Thursday, September 14, 2006

Happiness, Striving

A man who refuses to swim in the deep waters of the beach and thus garner all the beauty and wonder involved at the sacrifice of his immobility, his painless simplicity, for an infinitely higher happiness, but would rather admire only faintly from afar, walking on the shoreline, what his lucidity affords him, what fate has dropped at his doorstep, what serves his senses without a tinge of authentic self-assertion -- that is the man of today, of yesterday, in perpetuity. Let us weep for him; are you weeping for yourself?

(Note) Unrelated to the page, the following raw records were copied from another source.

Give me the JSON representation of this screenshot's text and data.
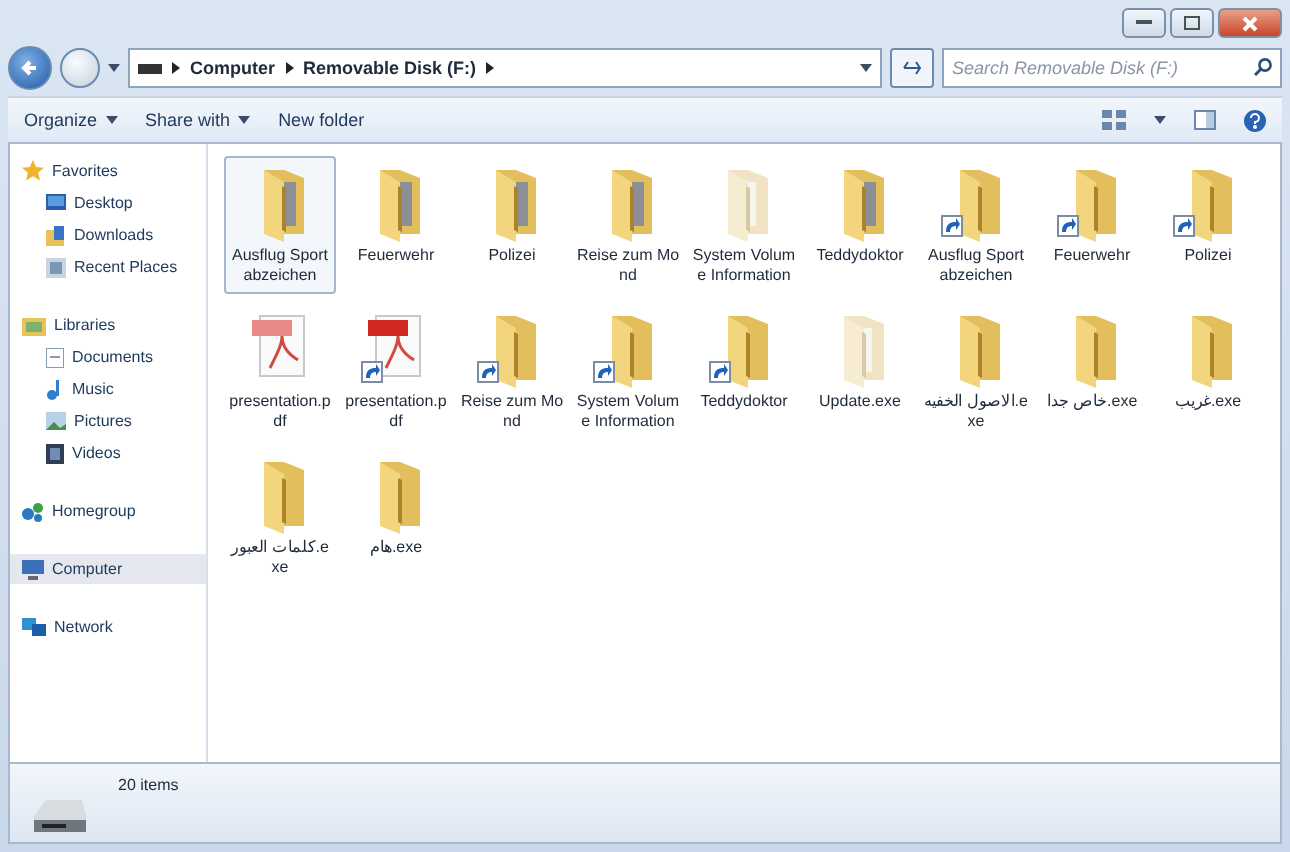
{
  "address": {
    "crumbs": [
      "Computer",
      "Removable Disk (F:)"
    ]
  },
  "search": {
    "placeholder": "Search Removable Disk (F:)"
  },
  "toolbar": {
    "buttons": [
      {
        "label": "Organize",
        "dropdown": true
      },
      {
        "label": "Share with",
        "dropdown": true
      },
      {
        "label": "New folder",
        "dropdown": false
      }
    ]
  },
  "sidebar": {
    "groups": [
      {
        "label": "Favorites",
        "items": [
          {
            "label": "Desktop",
            "selected": false
          },
          {
            "label": "Downloads",
            "selected": false
          },
          {
            "label": "Recent Places",
            "selected": false
          }
        ]
      },
      {
        "label": "Libraries",
        "items": [
          {
            "label": "Documents",
            "selected": false
          },
          {
            "label": "Music",
            "selected": false
          },
          {
            "label": "Pictures",
            "selected": false
          },
          {
            "label": "Videos",
            "selected": false
          }
        ]
      },
      {
        "label": "Homegroup",
        "selected": false
      },
      {
        "label": "Computer",
        "selected": true
      },
      {
        "label": "Network",
        "selected": false
      }
    ]
  },
  "files": [
    {
      "name": "Ausflug Sportabzeichen",
      "kind": "photo-folder",
      "shortcut": false,
      "selected": true
    },
    {
      "name": "Feuerwehr",
      "kind": "photo-folder",
      "shortcut": false,
      "selected": false
    },
    {
      "name": "Polizei",
      "kind": "photo-folder",
      "shortcut": false,
      "selected": false
    },
    {
      "name": "Reise zum Mond",
      "kind": "photo-folder",
      "shortcut": false,
      "selected": false
    },
    {
      "name": "System Volume Information",
      "kind": "pale-folder",
      "shortcut": false,
      "selected": false
    },
    {
      "name": "Teddydoktor",
      "kind": "photo-folder",
      "shortcut": false,
      "selected": false
    },
    {
      "name": "Ausflug Sportabzeichen",
      "kind": "folder",
      "shortcut": true,
      "selected": false
    },
    {
      "name": "Feuerwehr",
      "kind": "folder",
      "shortcut": true,
      "selected": false
    },
    {
      "name": "Polizei",
      "kind": "folder",
      "shortcut": true,
      "selected": false
    },
    {
      "name": "presentation.pdf",
      "kind": "pdf",
      "shortcut": false,
      "selected": false
    },
    {
      "name": "presentation.pdf",
      "kind": "pdf",
      "shortcut": true,
      "selected": false
    },
    {
      "name": "Reise zum Mond",
      "kind": "folder",
      "shortcut": true,
      "selected": false
    },
    {
      "name": "System Volume Information",
      "kind": "folder",
      "shortcut": true,
      "selected": false
    },
    {
      "name": "Teddydoktor",
      "kind": "folder",
      "shortcut": true,
      "selected": false
    },
    {
      "name": "Update.exe",
      "kind": "pale-folder",
      "shortcut": false,
      "selected": false
    },
    {
      "name": "الاصول الخفيه.exe",
      "kind": "folder",
      "shortcut": false,
      "selected": false
    },
    {
      "name": "خاص جدا.exe",
      "kind": "folder",
      "shortcut": false,
      "selected": false
    },
    {
      "name": "غريب.exe",
      "kind": "folder",
      "shortcut": false,
      "selected": false
    },
    {
      "name": "كلمات العبور.exe",
      "kind": "folder",
      "shortcut": false,
      "selected": false
    },
    {
      "name": "هام.exe",
      "kind": "folder",
      "shortcut": false,
      "selected": false
    }
  ],
  "status": {
    "text": "20 items"
  }
}
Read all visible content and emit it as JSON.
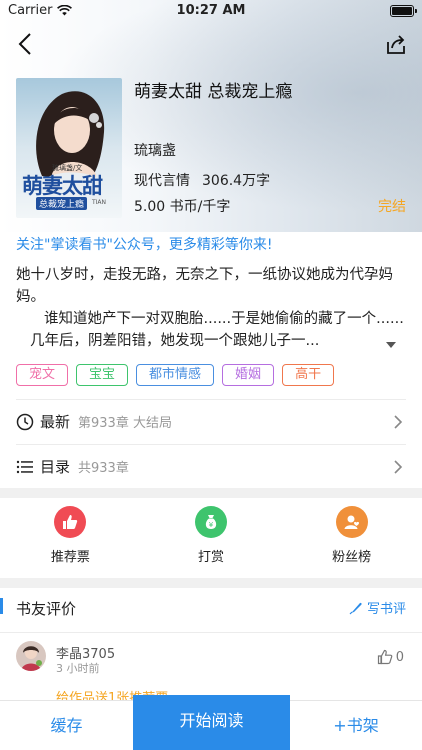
{
  "status_bar": {
    "carrier": "Carrier",
    "time": "10:27 AM"
  },
  "book": {
    "title": "萌妻太甜 总裁宠上瘾",
    "author": "琉璃盏",
    "genre": "现代言情",
    "word_count": "306.4万字",
    "price": "5.00 书币/千字",
    "status": "完结",
    "cover": {
      "title_text": "萌妻太甜",
      "subtitle_text": "总裁宠上瘾",
      "author_text": "琉璃盏/文",
      "tian_text": "TIAN"
    }
  },
  "notice": "关注\"掌读看书\"公众号，更多精彩等你来!",
  "intro": {
    "line1": "她十八岁时，走投无路，无奈之下，一纸协议她成为代孕妈妈。",
    "line2": "谁知道她产下一对双胞胎......于是她偷偷的藏了一个......",
    "line3": "几年后，阴差阳错，她发现一个跟她儿子一..."
  },
  "tags": [
    {
      "label": "宠文",
      "color": "#f06fa8"
    },
    {
      "label": "宝宝",
      "color": "#3ec46d"
    },
    {
      "label": "都市情感",
      "color": "#4a8fe0"
    },
    {
      "label": "婚姻",
      "color": "#b56ee0"
    },
    {
      "label": "高干",
      "color": "#f0774d"
    }
  ],
  "latest": {
    "label": "最新",
    "chapter": "第933章 大结局"
  },
  "catalog": {
    "label": "目录",
    "count": "共933章"
  },
  "actions": [
    {
      "label": "推荐票",
      "icon": "thumbs-up-icon",
      "color": "#f04b54"
    },
    {
      "label": "打赏",
      "icon": "money-bag-icon",
      "color": "#3ec46d"
    },
    {
      "label": "粉丝榜",
      "icon": "fans-icon",
      "color": "#f0903a"
    }
  ],
  "reviews": {
    "title": "书友评价",
    "write_label": "写书评",
    "items": [
      {
        "name": "李晶3705",
        "time": "3 小时前",
        "likes": "0",
        "text": "给作品送1张推荐票"
      }
    ]
  },
  "bottom_bar": {
    "cache": "缓存",
    "read": "开始阅读",
    "shelf": "+书架"
  },
  "colors": {
    "accent": "#2a8be8",
    "status": "#f5a623"
  }
}
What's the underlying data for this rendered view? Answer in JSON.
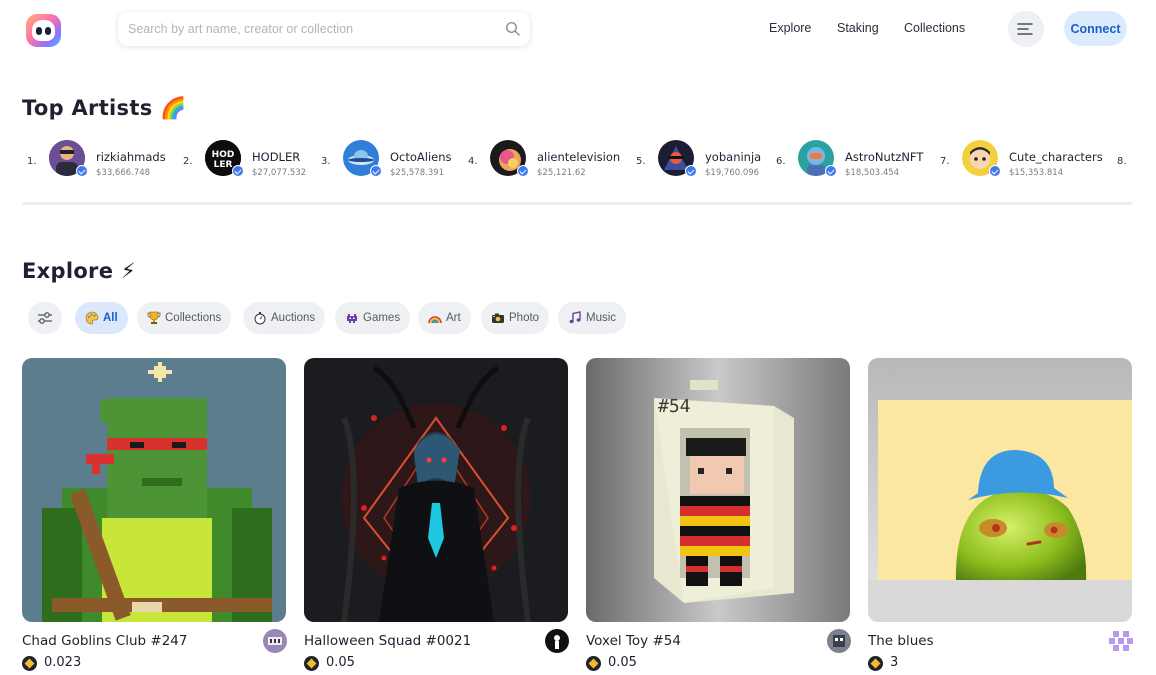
{
  "header": {
    "search_placeholder": "Search by art name, creator or collection",
    "nav": [
      "Explore",
      "Staking",
      "Collections"
    ],
    "connect_label": "Connect"
  },
  "top_artists": {
    "title": "Top Artists 🌈",
    "items": [
      {
        "rank": "1.",
        "name": "rizkiahmads",
        "value": "$33,666.748"
      },
      {
        "rank": "2.",
        "name": "HODLER",
        "value": "$27,077.532"
      },
      {
        "rank": "3.",
        "name": "OctoAliens",
        "value": "$25,578.391"
      },
      {
        "rank": "4.",
        "name": "alientelevision",
        "value": "$25,121.62"
      },
      {
        "rank": "5.",
        "name": "yobaninja",
        "value": "$19,760.096"
      },
      {
        "rank": "6.",
        "name": "AstroNutzNFT",
        "value": "$18,503.454"
      },
      {
        "rank": "7.",
        "name": "Cute_characters",
        "value": "$15,353.814"
      },
      {
        "rank": "8.",
        "name": "",
        "value": ""
      }
    ]
  },
  "explore": {
    "title": "Explore ⚡",
    "filters": [
      {
        "label": "All",
        "icon": "palette-icon",
        "active": true
      },
      {
        "label": "Collections",
        "icon": "trophy-icon",
        "active": false
      },
      {
        "label": "Auctions",
        "icon": "stopwatch-icon",
        "active": false
      },
      {
        "label": "Games",
        "icon": "space-invader-icon",
        "active": false
      },
      {
        "label": "Art",
        "icon": "rainbow-icon",
        "active": false
      },
      {
        "label": "Photo",
        "icon": "camera-icon",
        "active": false
      },
      {
        "label": "Music",
        "icon": "music-note-icon",
        "active": false
      }
    ],
    "cards": [
      {
        "title": "Chad Goblins Club #247",
        "price": "0.023"
      },
      {
        "title": "Halloween Squad #0021",
        "price": "0.05"
      },
      {
        "title": "Voxel Toy #54",
        "price": "0.05"
      },
      {
        "title": "The blues",
        "price": "3"
      }
    ]
  },
  "artwork_text": {
    "voxel_label": "#54",
    "hodler_logo": "HOD LER"
  },
  "colors": {
    "accent": "#1b5fc4",
    "accent_bg": "#dbeafd",
    "verified_badge": "#3f7bea"
  }
}
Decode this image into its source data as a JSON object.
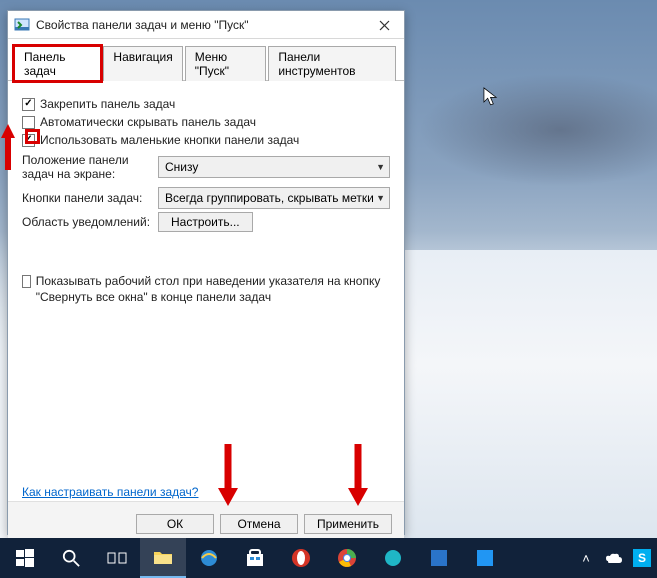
{
  "window": {
    "title": "Свойства панели задач и меню \"Пуск\""
  },
  "tabs": {
    "taskbar": "Панель задач",
    "navigation": "Навигация",
    "startmenu": "Меню \"Пуск\"",
    "toolpanels": "Панели инструментов"
  },
  "checks": {
    "lock": "Закрепить панель задач",
    "autohide": "Автоматически скрывать панель задач",
    "smallbuttons": "Использовать маленькие кнопки панели задач",
    "peek": "Показывать рабочий стол при наведении указателя на кнопку \"Свернуть все окна\" в конце панели задач"
  },
  "labels": {
    "position": "Положение панели задач на экране:",
    "buttons": "Кнопки панели задач:",
    "notify": "Область уведомлений:"
  },
  "selects": {
    "position_value": "Снизу",
    "buttons_value": "Всегда группировать, скрывать метки"
  },
  "buttons": {
    "configure": "Настроить...",
    "ok": "ОК",
    "cancel": "Отмена",
    "apply": "Применить"
  },
  "help_link": "Как настраивать панели задач?"
}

Aha, this is interesting: the etymology of the word happiness carries with it the connotation of luck, from the root word hap, "chance, fortune"; happiness is luckiness. Thus the man who looks down the precipice of his own nonbeing needs something grander than happiness, for happiness technically understood has no legs in which to actualize itself, to bring itself into being. Indeed, happiness so understood implies patience, and verily the noble man is patient, but the fortune that he waits for is a whore. The idea of happiness so understood is so secondary, so inferior to not even an ideal world, but a good one, that it is the definitive argument against God if it is the only conception that fits this universe. To wait for happiness! As laughable as it is repugnant; as contemptuous as it is horrifying. Give me sin, the possibility for unhappiness as a result of my misuse of freedom, give me anything -- so long as it isn't happiness as constrained by necessity. And it is infinitely true, as Camus says, that there is no love of life without despair of life; but life ruled solely by that which is beyond my control -- this life is a mockery of decency. So long as it is possible not to be as unhappy as one could be, happiness exists. Relativity is all I ask for.